Bu hafta da faizleri sabit tutması beklenen Avrupa Merkez Bankası’nın aslında faizleri indirip çoktan bu tehlikeye karşı ekonomisini dönüştürecek adımları atması gerekirdi. Fakat siyasi birliği olmayan ve para politikasını sadece birkaç büyük üye ülkeye göre ayarlayan Avrupa Merkez Bankası’ndan kimse böyle bir kıvraklık beklemiyor.

Bir diğer faiz kararı ise Japonya’dan gelecek. Onların durumu hepten vahim. Üstelik 35 yıldır dünyaya boca ettikleri bedava para yüzünden yeni kalkışacakları ekonomik programla tüm dünyanın dengelerini alt üst edebilirler.
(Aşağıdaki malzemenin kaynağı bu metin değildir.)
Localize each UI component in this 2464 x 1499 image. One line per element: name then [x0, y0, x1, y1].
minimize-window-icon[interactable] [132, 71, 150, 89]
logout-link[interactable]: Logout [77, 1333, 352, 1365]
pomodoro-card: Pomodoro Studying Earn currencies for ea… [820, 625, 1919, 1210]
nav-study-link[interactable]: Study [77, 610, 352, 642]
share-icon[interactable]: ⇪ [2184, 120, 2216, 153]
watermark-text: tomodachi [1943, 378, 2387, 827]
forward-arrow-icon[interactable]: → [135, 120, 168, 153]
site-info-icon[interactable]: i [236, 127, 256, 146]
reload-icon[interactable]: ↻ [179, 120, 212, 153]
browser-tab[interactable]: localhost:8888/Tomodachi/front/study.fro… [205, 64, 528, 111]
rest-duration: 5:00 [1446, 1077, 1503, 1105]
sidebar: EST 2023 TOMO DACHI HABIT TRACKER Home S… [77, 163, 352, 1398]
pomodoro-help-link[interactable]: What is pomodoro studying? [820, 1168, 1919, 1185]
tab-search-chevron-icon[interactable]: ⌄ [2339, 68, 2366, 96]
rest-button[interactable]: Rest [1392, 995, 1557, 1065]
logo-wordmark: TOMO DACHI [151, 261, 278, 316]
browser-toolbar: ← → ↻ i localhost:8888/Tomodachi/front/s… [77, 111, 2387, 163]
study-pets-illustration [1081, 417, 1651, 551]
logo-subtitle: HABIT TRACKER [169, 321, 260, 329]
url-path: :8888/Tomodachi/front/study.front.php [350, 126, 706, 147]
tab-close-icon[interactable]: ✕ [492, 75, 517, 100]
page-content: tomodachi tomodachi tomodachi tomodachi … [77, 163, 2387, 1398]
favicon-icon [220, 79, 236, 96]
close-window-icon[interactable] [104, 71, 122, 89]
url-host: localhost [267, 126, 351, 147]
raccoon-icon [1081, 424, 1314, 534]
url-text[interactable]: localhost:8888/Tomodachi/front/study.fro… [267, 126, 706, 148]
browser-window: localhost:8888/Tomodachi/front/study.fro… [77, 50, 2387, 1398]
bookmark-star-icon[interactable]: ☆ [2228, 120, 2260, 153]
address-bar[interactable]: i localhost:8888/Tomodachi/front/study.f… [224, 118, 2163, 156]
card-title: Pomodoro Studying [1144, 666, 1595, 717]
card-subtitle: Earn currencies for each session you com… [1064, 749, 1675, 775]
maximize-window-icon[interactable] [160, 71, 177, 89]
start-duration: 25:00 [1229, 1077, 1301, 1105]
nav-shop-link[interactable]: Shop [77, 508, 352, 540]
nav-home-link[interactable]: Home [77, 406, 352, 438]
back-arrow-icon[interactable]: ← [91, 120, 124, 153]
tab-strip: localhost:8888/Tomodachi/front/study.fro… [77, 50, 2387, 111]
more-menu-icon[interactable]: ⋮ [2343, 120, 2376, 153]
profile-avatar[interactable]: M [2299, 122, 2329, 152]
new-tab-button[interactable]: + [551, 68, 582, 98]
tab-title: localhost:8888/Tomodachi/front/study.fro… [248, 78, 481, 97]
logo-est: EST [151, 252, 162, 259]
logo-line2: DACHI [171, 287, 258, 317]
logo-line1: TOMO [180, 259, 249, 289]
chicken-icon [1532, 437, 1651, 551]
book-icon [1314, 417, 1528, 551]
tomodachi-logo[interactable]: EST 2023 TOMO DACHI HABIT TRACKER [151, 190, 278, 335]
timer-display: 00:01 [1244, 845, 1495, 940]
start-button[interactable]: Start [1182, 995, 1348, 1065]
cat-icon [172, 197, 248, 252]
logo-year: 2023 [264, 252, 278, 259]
Özellikle de ABD ve Avrupa ekonomilerini.

Bedava para musluğunun kesilmesi her iki coğrafyada da büyük borsa be banka krizlerine neden olabilir. Bekleyip göreceğiz…

Tüm bunlar olurken bir de Avrupa Birliği’nin Rusya’nın 300 milyar dolarlık varlıklarına el koyma gündemini düşünmek insanın canını hepten sıkıyor. Bunun sonucunun nereye varacağını şu çizdiğim tablodan anlamayacak kadar kör olamayacaklarına ve tüm bunların büyük bir senaryonun parçası olduğuna inanıyorum. Umarım yanılıyorumdur…

Evet, Türkiye açısından bakıldığında da riskler çok boyutlu. Karadeniz, bu denklemde kilit bir alan olmaya devam ediyor. Rusya’nın Karadeniz’deki askeri varlığı, Ukrayna savaşı nedeniyle zaten artmış durumda ve bu durum Türkiye’nin denge politikasını daha da zorlaştırıyor. Montrö rejimi, Türkiye’nin elindeki en önemli araçlardan biri olmayı sürdürüyor ancak savaşın uzaması ve Rusya’nın agresif tutumu, Karadeniz’deki her hareketin daha hassas hale gelmesine neden oluyor.

Enerji meselesi de Türkiye için ayrı bir risk alanı. Avrupa, Rusya’ya olan enerji bağımlılığını azaltmaya çalışırken yeni tedarik yolları arıyor. Türkiye bu süreçte bir enerji koridoru olma potansiyeline sahip ancak aynı zamanda Rusya ile olan mevcut enerji ilişkileri nedeniyle kırılgan bir denge üzerinde duruyor. Rusya’nın enerjiyi siyasi bir araç olarak kullanma alışkanlığı, Türkiye için de göz ardı edilemeyecek bir risk.

Askeri ve jeopolitik boyutun yanında ekonomik etkiler de giderek daha görünür hale geliyor. Avrupa’daki güvenlik endişesi arttıkça savunma harcamaları yükseliyor, bu da bütçe dengelerini zorluyor. Türkiye, Avrupa ile yoğun ticaret ilişkileri olan bir ülke olarak bu yavaşlamadan ve belirsizlikten dolaylı şekilde etkileniyor. Yatırım kararları erteleniyor, risk algısı yükseliyor ve bölgesel istikrarsızlık ekonomik planlamayı zorlaştırıyor.

Sonuç olarak Rusya’nın bugün izlediği politika, tek bir ülkeyi ya da tek bir cepheyi hedef almıyor. Bu politika, Avrupa’yı doğudan batıya, kuzeyden güneye sürekli bir baskı altında tutmayı amaçlayan uzun soluklu bir stratejiye dayanıyor.

NATO’nun ve Avrupa ülkelerinin verdiği tepkiler, bu tehdidin artık geçici değil kalıcı olarak algılandığını gösteriyor. Türkiye ise bu yeni güvenlik ortamında hem elçi olmak hem de kendi ulusal çıkarlarını korumak zorunda. Önümüzdeki dönemde asıl mesele, bu baskının hangi noktada daha somut ve daha sert bir krize dönüşeceği olacak.